Abstract

Using autonomous underwater vehicles (AUVs) for mapping underwater topography of sea-ice and icebergs, or detecting keels of ice ridges, is foreseen as enabling technology in future arctic marine operations. Wind, current, and Coriolis forces affect an iceberg’s trajectory, making automated mapping difficult. This paper presents a method aiming at enabling autonomous iceberg mapping using AUVs equipped with a multibeam echosounder by estimating the position and orientation of the iceberg. The method is based on a bathymetric simultaneous localization and mapping (SLAM) algorithm, namely, the bathymetric distributed particle filter SLAM (BPSLAM) algorithm.

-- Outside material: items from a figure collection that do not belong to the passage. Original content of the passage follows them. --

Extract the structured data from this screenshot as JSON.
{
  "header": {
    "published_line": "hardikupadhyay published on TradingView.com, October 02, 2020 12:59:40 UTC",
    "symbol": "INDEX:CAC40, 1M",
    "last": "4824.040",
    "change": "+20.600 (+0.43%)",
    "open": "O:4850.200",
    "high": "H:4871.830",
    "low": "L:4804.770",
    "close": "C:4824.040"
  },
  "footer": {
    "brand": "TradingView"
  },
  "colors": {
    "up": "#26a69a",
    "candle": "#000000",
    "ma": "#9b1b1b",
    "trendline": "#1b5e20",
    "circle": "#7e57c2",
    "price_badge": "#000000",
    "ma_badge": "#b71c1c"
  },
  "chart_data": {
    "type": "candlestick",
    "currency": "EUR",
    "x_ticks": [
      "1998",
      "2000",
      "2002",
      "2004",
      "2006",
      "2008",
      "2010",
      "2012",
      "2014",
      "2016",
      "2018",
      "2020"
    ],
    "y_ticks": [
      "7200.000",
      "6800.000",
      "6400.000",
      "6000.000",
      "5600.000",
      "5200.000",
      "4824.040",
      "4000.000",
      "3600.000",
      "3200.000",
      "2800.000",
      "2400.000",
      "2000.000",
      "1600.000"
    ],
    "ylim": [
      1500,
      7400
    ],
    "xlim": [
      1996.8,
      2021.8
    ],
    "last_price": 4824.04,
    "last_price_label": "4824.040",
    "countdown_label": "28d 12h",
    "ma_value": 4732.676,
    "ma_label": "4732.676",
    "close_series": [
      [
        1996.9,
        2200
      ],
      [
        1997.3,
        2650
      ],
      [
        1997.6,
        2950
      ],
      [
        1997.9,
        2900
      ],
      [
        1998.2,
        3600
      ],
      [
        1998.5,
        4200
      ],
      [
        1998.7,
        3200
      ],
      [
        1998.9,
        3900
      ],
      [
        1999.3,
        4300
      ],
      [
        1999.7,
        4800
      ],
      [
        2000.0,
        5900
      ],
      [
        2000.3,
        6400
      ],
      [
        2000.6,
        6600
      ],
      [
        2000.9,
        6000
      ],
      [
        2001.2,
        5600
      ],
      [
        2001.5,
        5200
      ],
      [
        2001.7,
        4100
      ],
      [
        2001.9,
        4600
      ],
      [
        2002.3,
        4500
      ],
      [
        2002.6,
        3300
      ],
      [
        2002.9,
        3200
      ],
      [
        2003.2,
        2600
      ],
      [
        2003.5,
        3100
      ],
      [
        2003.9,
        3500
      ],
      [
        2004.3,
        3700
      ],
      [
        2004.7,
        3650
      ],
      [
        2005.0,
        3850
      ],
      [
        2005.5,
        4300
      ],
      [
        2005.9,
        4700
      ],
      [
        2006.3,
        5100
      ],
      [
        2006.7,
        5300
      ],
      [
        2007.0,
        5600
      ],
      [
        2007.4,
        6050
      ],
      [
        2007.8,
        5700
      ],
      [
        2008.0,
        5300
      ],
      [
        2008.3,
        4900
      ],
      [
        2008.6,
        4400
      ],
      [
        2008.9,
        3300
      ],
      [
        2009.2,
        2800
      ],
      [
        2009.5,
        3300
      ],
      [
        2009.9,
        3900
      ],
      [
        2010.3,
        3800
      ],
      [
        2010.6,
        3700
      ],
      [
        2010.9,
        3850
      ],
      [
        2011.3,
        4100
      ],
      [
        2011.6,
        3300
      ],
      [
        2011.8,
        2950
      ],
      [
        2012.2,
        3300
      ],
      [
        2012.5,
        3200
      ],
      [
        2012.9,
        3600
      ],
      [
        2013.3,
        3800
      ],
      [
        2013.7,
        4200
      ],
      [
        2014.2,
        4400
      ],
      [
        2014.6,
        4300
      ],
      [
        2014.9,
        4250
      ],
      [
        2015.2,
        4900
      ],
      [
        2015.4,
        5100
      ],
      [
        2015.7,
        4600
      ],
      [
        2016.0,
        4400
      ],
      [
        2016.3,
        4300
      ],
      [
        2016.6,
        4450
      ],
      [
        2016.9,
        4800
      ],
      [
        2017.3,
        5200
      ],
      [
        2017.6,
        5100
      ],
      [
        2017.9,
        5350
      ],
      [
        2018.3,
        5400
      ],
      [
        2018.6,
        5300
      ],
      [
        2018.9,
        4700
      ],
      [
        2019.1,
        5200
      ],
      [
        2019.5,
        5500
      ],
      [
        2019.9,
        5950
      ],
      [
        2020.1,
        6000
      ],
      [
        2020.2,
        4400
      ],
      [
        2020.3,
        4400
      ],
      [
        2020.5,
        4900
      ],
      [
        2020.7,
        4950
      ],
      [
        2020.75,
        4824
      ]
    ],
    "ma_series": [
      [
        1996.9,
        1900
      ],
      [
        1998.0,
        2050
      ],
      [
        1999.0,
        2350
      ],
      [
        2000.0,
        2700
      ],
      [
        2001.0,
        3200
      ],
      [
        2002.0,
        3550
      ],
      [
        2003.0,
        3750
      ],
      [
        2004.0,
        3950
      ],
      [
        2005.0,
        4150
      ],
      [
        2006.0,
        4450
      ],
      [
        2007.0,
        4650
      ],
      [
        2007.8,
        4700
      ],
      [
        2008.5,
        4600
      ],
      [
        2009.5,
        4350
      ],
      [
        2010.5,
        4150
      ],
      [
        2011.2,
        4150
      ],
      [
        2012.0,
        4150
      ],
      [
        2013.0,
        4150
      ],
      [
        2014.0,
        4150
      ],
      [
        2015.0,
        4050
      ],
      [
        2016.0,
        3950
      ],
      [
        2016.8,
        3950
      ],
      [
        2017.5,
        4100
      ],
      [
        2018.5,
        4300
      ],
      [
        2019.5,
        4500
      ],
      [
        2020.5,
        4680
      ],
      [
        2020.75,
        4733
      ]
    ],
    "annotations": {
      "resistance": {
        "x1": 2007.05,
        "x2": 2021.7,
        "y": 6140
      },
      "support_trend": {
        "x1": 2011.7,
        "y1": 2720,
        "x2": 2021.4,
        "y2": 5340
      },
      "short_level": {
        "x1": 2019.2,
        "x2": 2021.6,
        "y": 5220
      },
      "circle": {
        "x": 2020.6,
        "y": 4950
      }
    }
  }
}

The proposed method estimates the AUV’s pose in an iceberg-fixed coordinate system. The relative states can be used for both guiding the vehicle to achieve complete coverage, as well as estimation of a consistent iceberg topography. The algorithm also provides an estimate of the iceberg’s drift velocity – an important parameter for the AUV trajectory planning as well as any related ice management (IM) operations. Two new weighting algorithms for the BPSLAM method are proposed, enabling batch processing of multibeam echosounder (MBE) measurements to ensure real-time operation without discarding information. The proposed method is demonstrated using a real iceberg topography taken from the PERD iceberg sightings database, with simulated AUV and MBE range measurements. The algorithm is also evaluated on a real world bathymetric dataset, collected using the HUGIN HUS AUV.